Comment by aurareturn

10 days ago

  Prompting an LLM to generate and run a game like this gave immediate impressive results, 10 mins after starting we had something that looked great. The problem was that the game sucked. It always went 3-4 rounds of input regardless. It constantly gave the game away because it had all the knowledge in the context, and it just didn't have the right flow at all.

I'm confused. Did you ask the LLM to write the game in code? Or did the LLM run the entire game via inference?

Why do you expect that the LLM can generate the entire game with a few prompts and work exactly the way you want it?
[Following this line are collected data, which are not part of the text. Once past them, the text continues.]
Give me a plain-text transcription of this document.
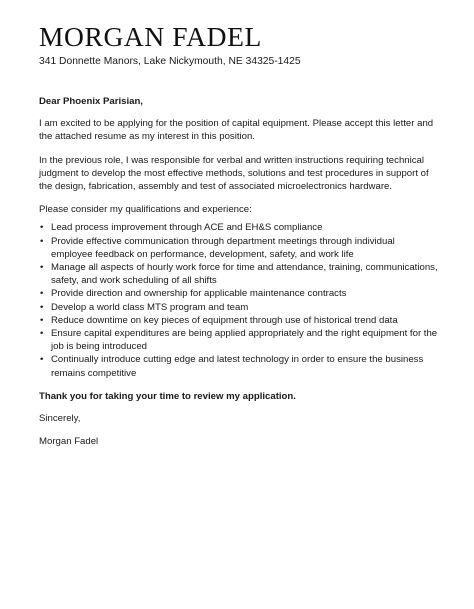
MORGAN FADEL
341 Donnette Manors, Lake Nickymouth, NE 34325-1425

Dear Phoenix Parisian,

I am excited to be applying for the position of capital equipment. Please accept this letter and the attached resume as my interest in this position.

In the previous role, I was responsible for verbal and written instructions requiring technical judgment to develop the most effective methods, solutions and test procedures in support of the design, fabrication, assembly and test of associated microelectronics hardware.

Please consider my qualifications and experience:

• Lead process improvement through ACE and EH&S compliance
• Provide effective communication through department meetings through individual employee feedback on performance, development, safety, and work life
• Manage all aspects of hourly work force for time and attendance, training, communications, safety, and work scheduling of all shifts
• Provide direction and ownership for applicable maintenance contracts
• Develop a world class MTS program and team
• Reduce downtime on key pieces of equipment through use of historical trend data
• Ensure capital expenditures are being applied appropriately and the right equipment for the job is being introduced
• Continually introduce cutting edge and latest technology in order to ensure the business remains competitive

Thank you for taking your time to review my application.

Sincerely,

Morgan Fadel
Did your prompt specify the exact conditions for the game?

> Or did the LLM run the entire game via inference?

This, this was our 10 minute prototype, with a prompt along the lines of "You're running a CYOA game about this scenario...".
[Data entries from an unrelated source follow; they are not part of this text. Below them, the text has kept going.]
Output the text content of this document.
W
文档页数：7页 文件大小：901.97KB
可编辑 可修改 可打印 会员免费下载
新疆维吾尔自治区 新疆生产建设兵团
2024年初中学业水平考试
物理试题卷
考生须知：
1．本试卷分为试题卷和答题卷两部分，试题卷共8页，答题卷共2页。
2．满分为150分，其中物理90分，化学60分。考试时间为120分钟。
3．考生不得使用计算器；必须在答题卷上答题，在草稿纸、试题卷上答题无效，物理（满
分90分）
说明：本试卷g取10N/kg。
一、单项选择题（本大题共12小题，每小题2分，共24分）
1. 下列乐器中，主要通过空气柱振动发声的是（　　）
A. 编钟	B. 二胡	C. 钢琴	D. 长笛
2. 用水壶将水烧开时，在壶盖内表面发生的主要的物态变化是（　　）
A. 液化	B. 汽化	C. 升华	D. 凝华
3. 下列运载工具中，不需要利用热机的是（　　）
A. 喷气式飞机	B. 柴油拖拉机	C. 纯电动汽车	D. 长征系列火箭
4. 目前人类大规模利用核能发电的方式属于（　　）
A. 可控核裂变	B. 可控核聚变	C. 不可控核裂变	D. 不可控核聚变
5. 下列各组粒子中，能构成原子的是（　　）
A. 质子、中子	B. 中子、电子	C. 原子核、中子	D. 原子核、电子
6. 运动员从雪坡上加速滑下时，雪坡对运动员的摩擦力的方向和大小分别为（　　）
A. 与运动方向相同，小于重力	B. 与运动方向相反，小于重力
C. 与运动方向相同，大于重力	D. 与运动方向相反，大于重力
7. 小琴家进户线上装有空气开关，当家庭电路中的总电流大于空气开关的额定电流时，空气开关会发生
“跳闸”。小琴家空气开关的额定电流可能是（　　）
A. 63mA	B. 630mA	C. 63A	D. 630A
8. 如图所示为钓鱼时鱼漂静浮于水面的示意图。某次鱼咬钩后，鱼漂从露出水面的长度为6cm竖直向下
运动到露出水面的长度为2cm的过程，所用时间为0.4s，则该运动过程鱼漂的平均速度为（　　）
> Why do you expect that the LLM can generate the entire game with a few prompts

I did not expect it to work, and indeed it didn't, however why it didn't work wasn't obvious to the whole group, and much of the iteration process in the hackathon was breaking things down into smaller components so that we could retain more control over the gameplay.
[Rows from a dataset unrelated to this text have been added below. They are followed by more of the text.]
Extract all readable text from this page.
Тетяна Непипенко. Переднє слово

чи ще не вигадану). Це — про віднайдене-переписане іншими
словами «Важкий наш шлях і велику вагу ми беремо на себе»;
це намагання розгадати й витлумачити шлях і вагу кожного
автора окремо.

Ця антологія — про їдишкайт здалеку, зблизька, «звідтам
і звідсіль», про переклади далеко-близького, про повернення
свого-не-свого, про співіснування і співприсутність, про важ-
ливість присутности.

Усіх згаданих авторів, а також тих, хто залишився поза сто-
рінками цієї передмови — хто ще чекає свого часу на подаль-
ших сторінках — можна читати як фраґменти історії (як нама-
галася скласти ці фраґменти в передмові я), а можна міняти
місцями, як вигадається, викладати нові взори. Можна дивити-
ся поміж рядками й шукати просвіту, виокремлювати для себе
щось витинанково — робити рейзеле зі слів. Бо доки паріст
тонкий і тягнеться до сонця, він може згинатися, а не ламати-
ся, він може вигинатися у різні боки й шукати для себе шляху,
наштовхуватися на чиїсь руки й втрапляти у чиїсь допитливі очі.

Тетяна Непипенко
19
One surprising thing I hinted at there was using RAG not for its ability to expose more info to the model than can fit in context, but rather for its ability to hide info from the model until its "discovered" in some way. I hadn't considered that before and it was fun to figure out.

  • > using RAG not for its ability to expose more info to the model than can fit in context, but rather for its ability to hide info from the model until its "discovered" in some way

    Would you be willing to expand on this?

    • Yeah sure. The problem we had was that we had some "facts" to base the game on, but when the LLM generated multiple choice choose-you-own-adventure style options, they would end up being leading questions towards the facts, i.e. the LLM knows what's behind the door, so an option might have been "check for the thing behind the door", and the user now knows it's there because why else would it have asked.

      Instead we put all the facts in a RAG database. Now when we ask the LLM to generate options it does so not knowing the actual answer, so they can't really be leading questions. We then take the user input, use RAG to get relevant facts, and then "reveal" those facts to the LLM in subsequent prompts.

      Honestly we still didn't nail gameplay or anything, it was pretty janky but it was 2 days, a bunch of learning, and probably only 300 lines of Python in the end, so I don't want to overstate what we did. However this one detail was one that stuck with me.

      1 reply →

    • LLMs work much better on narrow tasks. They get more lost the more information you introduce. Models are introducing reasoning now which is trying to assert this problem and some models are getting really good at it like o3 or reasoner.com. I have access to both and it looks like, soon, we will have models that become more accurate when we introduce more complexities, which will be a huge breakthrough in AI.